A lot of people say I’m arrogant. Idiots. I’m often criticised for being egotistical, but when you consider how talented I am, it becomes clear to any rational person that my false humility is, indeed, perfectly pitched. In fact, I don’t think I get enough credit for how humble I am.
Yes, that is a self-aware narcissism you are detecting there. An aggrandising, delusional self-absorption of which the flip side is, of course, a deep sense of personal insecurity. This ego expansion and contraction is painful and something from which most human beings will suffer, to varying degrees. However, for those of an addictive disposition, this violent oscillation, between feeling like you are god’s gift to becoming utterly bereft of self-belief, is often the engine room of their fragile personality – when they are not taking care of themselves. I am not taking care of myself.
On a personal level, this has been a wild year, where every gamble I’ve ever taken in my life has begun to pay off. The thrill of the chase, that dream in the distance, to which I lost many an afternoon in a distant dwam, pondering “what if”, is beginning to materialise. That fantasy, where I would have a beautiful, loving, caring partner, a child for whom I would happily die, and the kernels of some sort of career doing what I love – writing – is now what I am waking up to every day of my extremely unusual life.
Worryingly, due to unforeseen circumstances, I have struggled to adequately maintain the spiritual fences which fortify the conditions for that happiness and success to manifest in the first place.

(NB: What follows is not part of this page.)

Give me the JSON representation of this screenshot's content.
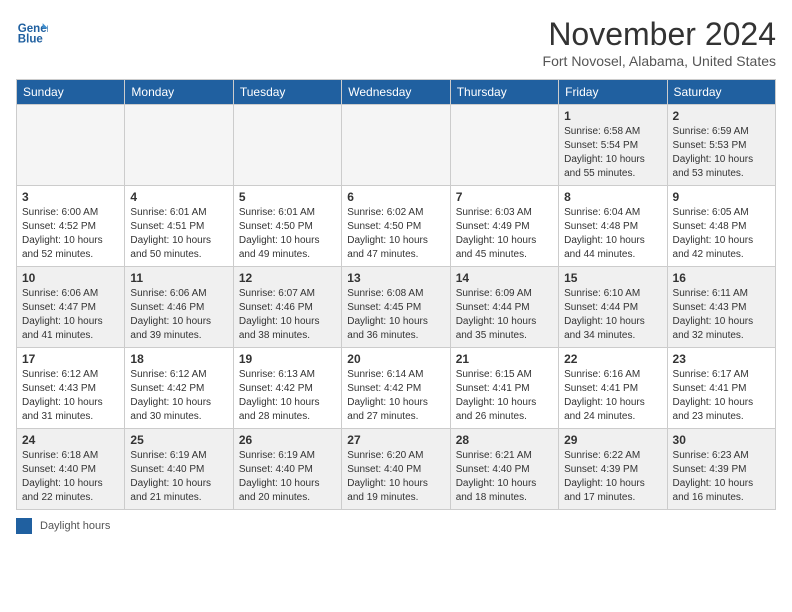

If not for the gift of sobriety, a gift I have been too ungrateful for, I suspect you would not be being subjected to these words today – I realise, for many of you, that, like sobriety, would also be a wonderful gift.
But for those of you, like me, who say yes to too many things, out of fear that an opportunity may elude you, that someone will think less of you, or simply because you need to keep yourself occupied through fear of a self-lacerating onslaught from your own racing mind, then even success, in whichever form it takes, can be difficult to savour.
Sharing honestly, about how we feel, and what we are struggling with, is one of the best ways to relieve ourselves of these personal burdens. A worry shared is a worry halved, as the old saying goes.
Then again, confiding in another person is not always easy. Sometimes our problems feel embarrassing, shameful even. People cheating on their partners, concealing addictions from their families or colleagues, or even little things, like not handing in that purple note you found lying on the floor of the bus one day. From the banal to the more consequential, it often seems sensible to keep such matters to ourselves, either because revealing the truth is difficult, or because we feel anxious about burdening someone else with the weighty interior of our true emotional selves.
After a while though, the cracks will begin to appear. Those instances, when we keep what troubles us bottled up, eventually manifest as stress, mental health problems or the resumption of unhealthy coping strategies to manage our stormy inner worlds.
Last week, I started smoking again, not far off the second anniversary of quitting. For someone like me, with a history of addiction, this is a flag of the reddish variety.
But my problem feels crass to share. It feels detached, boastful even, to admit. My problem is that my once chaotic, seemingly hopeless life, is now going so well that I was not adequately prepared for it.
In the last two months, since the release of my book, which I will not plug as this column may already be nauseating enough for some of you, I have gone from leading a logistically straightforward life to being all but washed away in a tidal wave of praise, criticism and unending correspondence, racing toward the shore of my sobriety.
Many dream of their work coming suddenly to wider public attention. In truth, it’s quite frightening.
Every day, I receive a constant stream of emails, notifications and phone calls, usually requiring an answer to something of import, from which I cannot untangle myself, through fear that, despite obvious signs to the contrary, this sudden surge of interest will fizzle out. As I clutch at the flotsam of my life, subsumed by this tidal wave, I gasp desperately for oxygen, trying as gracefully as possible, to ride it out until (what I hope will be) a break over the next few days.
Maybe this isn’t a real problem? Perhaps my elephantine ego has cunningly hijacked this column, to compose an elaborate humble brag?
Perhaps this is all just a high-risk weight-loss strategy? I’ve dropped nearly 5lbs in two weeks – despite being declared missing by my local gym.
Yet, for all these new challenges, I am grateful that such a dilemma has presented itself. My old dilemma used to be how I was going to conceal the fact I was drunk while working with vulnerable young people. And how I would still the shame and guilt afterwards.
What I need to remember is that this seemingly, soon-to-be “successful” adult was once one of those very young people; frightened of everything, hyper-vigilantly navigating a noisy world, underscored by the belief that I am undeserving of success, happiness or love.
So please, I implore you, try to be kind to yourself this Christmas, by sharing what ails you, no matter how ludicrous, insignificant or utterly cringe-worthy it may seem. Because that is what will, I pray, make your Christmas that little bit happier.
Thank you for listening. I feel better already.